Les trois premiers livres de l’Avesta, — Vendidad, Izeschné et Vispered, — forment, réunis, un tout appelé Vendidad-Sadé, c’est-à-dire pur.

Le quatrième livre de l’Avesta, — Sirozé, — est un recueil de prières spéciales adressées aux esprits présidant aux trente jours. Chaque prière porte le nom de l’esprit auquel le jour est consacré ; l’invocation s’adresse à l’esprit, non au jour.

Les trente jours du Sirozé étaient-ils l’ensemble d’une période de temps déterminée, se renouvelant sans cesse, sorte de mois, par exemple, se succédant sans interruption ? ou bien ces trente prières étaient-elles collectionnées pour offrir au mazdéen une sorte d’office, de trentaine, semblable à l’octave, à la neuvaine catholique ? ou encore, l’ensemble de ces oraisons ne portait-il le titre numératif de Sirozé que pour indiquer qu’elles devaient être dites, dans l’intérêt des morts, trente jours après leur décès ? Ces trois opinions ont été émises.

Le cinquième livre de l’Avesta, — Yescht, — est un ouvrage purement liturgique. Il comprend dix-huit morceaux qui sont des actes de foi, des indications de cérémonies, des formules de contrition. A la collection du Yescht primitif sont venues s’adjoindre successivement des prières, des déclarations, des ordonnances qui formaient, écrites en zend, en pehlvi ou en parsi, des espèces d’opuscules indépendants : les Néaeschs, les Patets, les Afrins, les Œfergans, les Nekah, les éloges des cinq gahs du jour, les Nérenghs et les Tahvis. Le recueil qui contient tous ces morceaux réunis au Yescht est désigné sous le titre de Yeschts-Sadés. C’est un mélange incohérent de toutes sortes d’œuvres appartenant à toutes les époques, à toutes les fantaisies.

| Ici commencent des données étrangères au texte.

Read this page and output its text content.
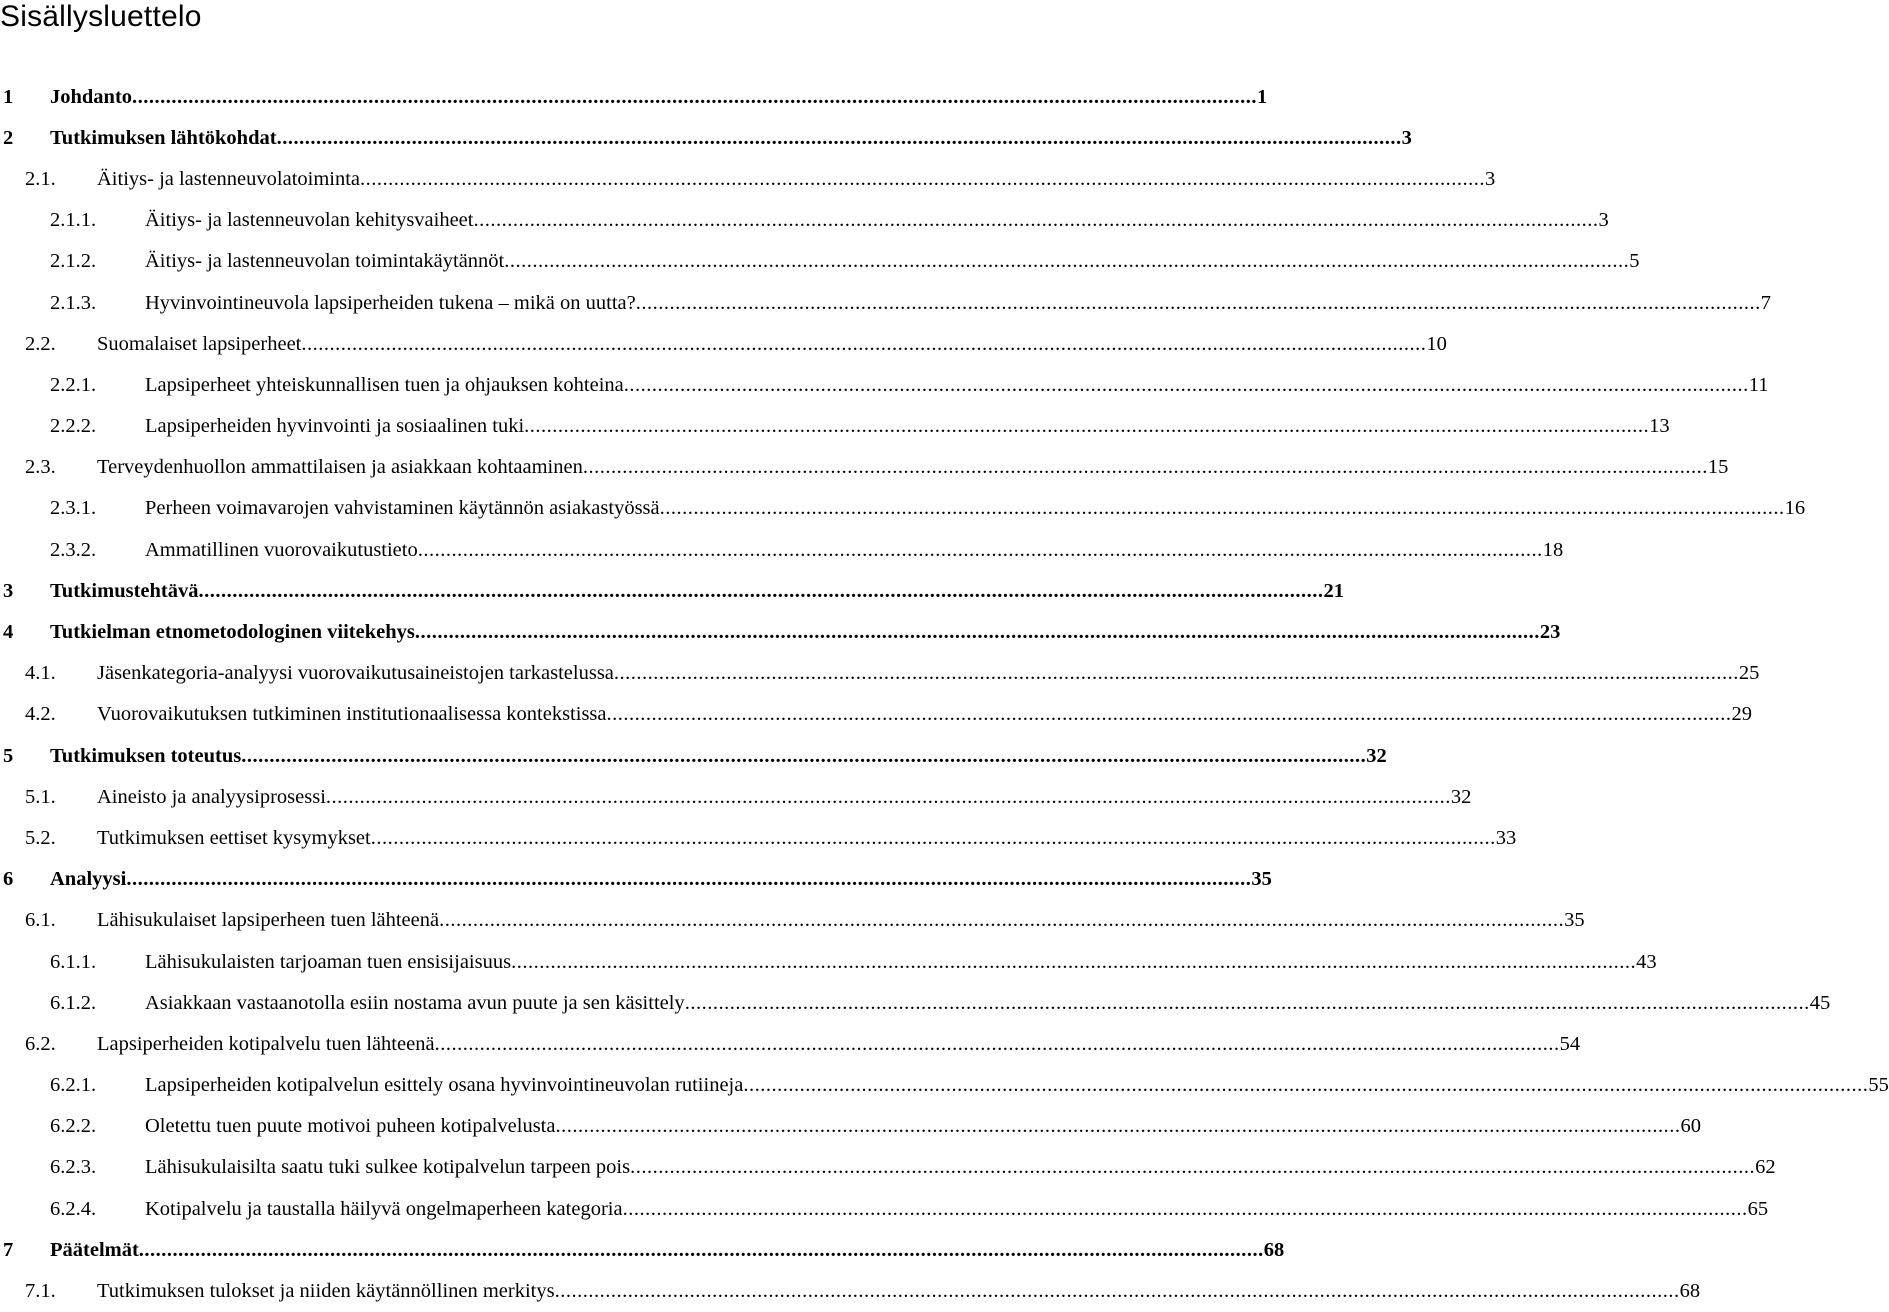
Sisällysluettelo
1 Johdanto ........................................................................................................................................................................................................ 1
2 Tutkimuksen lähtökohdat ........................................................................................................................................................................................................ 3
2.1. Äitiys- ja lastenneuvolatoiminta ........................................................................................................................................................................................................ 3
2.1.1. Äitiys- ja lastenneuvolan kehitysvaiheet ........................................................................................................................................................................................................ 3
2.1.2. Äitiys- ja lastenneuvolan toimintakäytännöt ........................................................................................................................................................................................................ 5
2.1.3. Hyvinvointineuvola lapsiperheiden tukena – mikä on uutta? ........................................................................................................................................................................................................ 7
2.2. Suomalaiset lapsiperheet ........................................................................................................................................................................................................ 10
2.2.1. Lapsiperheet yhteiskunnallisen tuen ja ohjauksen kohteina ........................................................................................................................................................................................................ 11
2.2.2. Lapsiperheiden hyvinvointi ja sosiaalinen tuki ........................................................................................................................................................................................................ 13
2.3. Terveydenhuollon ammattilaisen ja asiakkaan kohtaaminen ........................................................................................................................................................................................................ 15
2.3.1. Perheen voimavarojen vahvistaminen käytännön asiakastyössä ........................................................................................................................................................................................................ 16
2.3.2. Ammatillinen vuorovaikutustieto ........................................................................................................................................................................................................ 18
3 Tutkimustehtävä ........................................................................................................................................................................................................ 21
4 Tutkielman etnometodologinen viitekehys ........................................................................................................................................................................................................ 23
4.1. Jäsenkategoria-analyysi vuorovaikutusaineistojen tarkastelussa ........................................................................................................................................................................................................ 25
4.2. Vuorovaikutuksen tutkiminen institutionaalisessa kontekstissa ........................................................................................................................................................................................................ 29
5 Tutkimuksen toteutus ........................................................................................................................................................................................................ 32
5.1. Aineisto ja analyysiprosessi ........................................................................................................................................................................................................ 32
5.2. Tutkimuksen eettiset kysymykset ........................................................................................................................................................................................................ 33
6 Analyysi ........................................................................................................................................................................................................ 35
6.1. Lähisukulaiset lapsiperheen tuen lähteenä ........................................................................................................................................................................................................ 35
6.1.1. Lähisukulaisten tarjoaman tuen ensisijaisuus ........................................................................................................................................................................................................ 43
6.1.2. Asiakkaan vastaanotolla esiin nostama avun puute ja sen käsittely ........................................................................................................................................................................................................ 45
6.2. Lapsiperheiden kotipalvelu tuen lähteenä ........................................................................................................................................................................................................ 54
6.2.1. Lapsiperheiden kotipalvelun esittely osana hyvinvointineuvolan rutiineja ........................................................................................................................................................................................................ 55
6.2.2. Oletettu tuen puute motivoi puheen kotipalvelusta ........................................................................................................................................................................................................ 60
6.2.3. Lähisukulaisilta saatu tuki sulkee kotipalvelun tarpeen pois ........................................................................................................................................................................................................ 62
6.2.4. Kotipalvelu ja taustalla häilyvä ongelmaperheen kategoria ........................................................................................................................................................................................................ 65
7 Päätelmät ........................................................................................................................................................................................................ 68
7.1. Tutkimuksen tulokset ja niiden käytännöllinen merkitys ........................................................................................................................................................................................................ 68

On y trouve une franche profession de foi : La pure loi des mazdéens, la loi excellente, droite, juste, que Dieu a envoyée aux peuples, est certainement celle que le pur Zoroastre a apportée ; — des préceptes hygiéniques : Il faut se lever au gâh gochen (avant le soleil), défaire et remettre le kosti (ceinture) en restant sur le même tapis où l’on a dormi ; ensuite se laver les mains et le visage ; — des imprécations, avec l’attitude que doit avoir l’imprécateur ; les gestes par lesquels il éloignera les démons, les magiciens, les ennemis. On y lit enfin un acte de contrition : Ormuzd, roi, je me repens de tous mes péchés, j’y renonce. Je renonce à toute mauvaise pensée, à toute mauvaise parole, à toute mauvaise action ; à ce que, dans le inonde, j’ai pensé, ou dit, ou fait, ou cherché à faire, ou commencé de mal. Pour ces péchés de pensée, de parole, d’action, ô Dieu, ayez pitié de mon corps et de mon âme, dans ce monde et dans l’autre.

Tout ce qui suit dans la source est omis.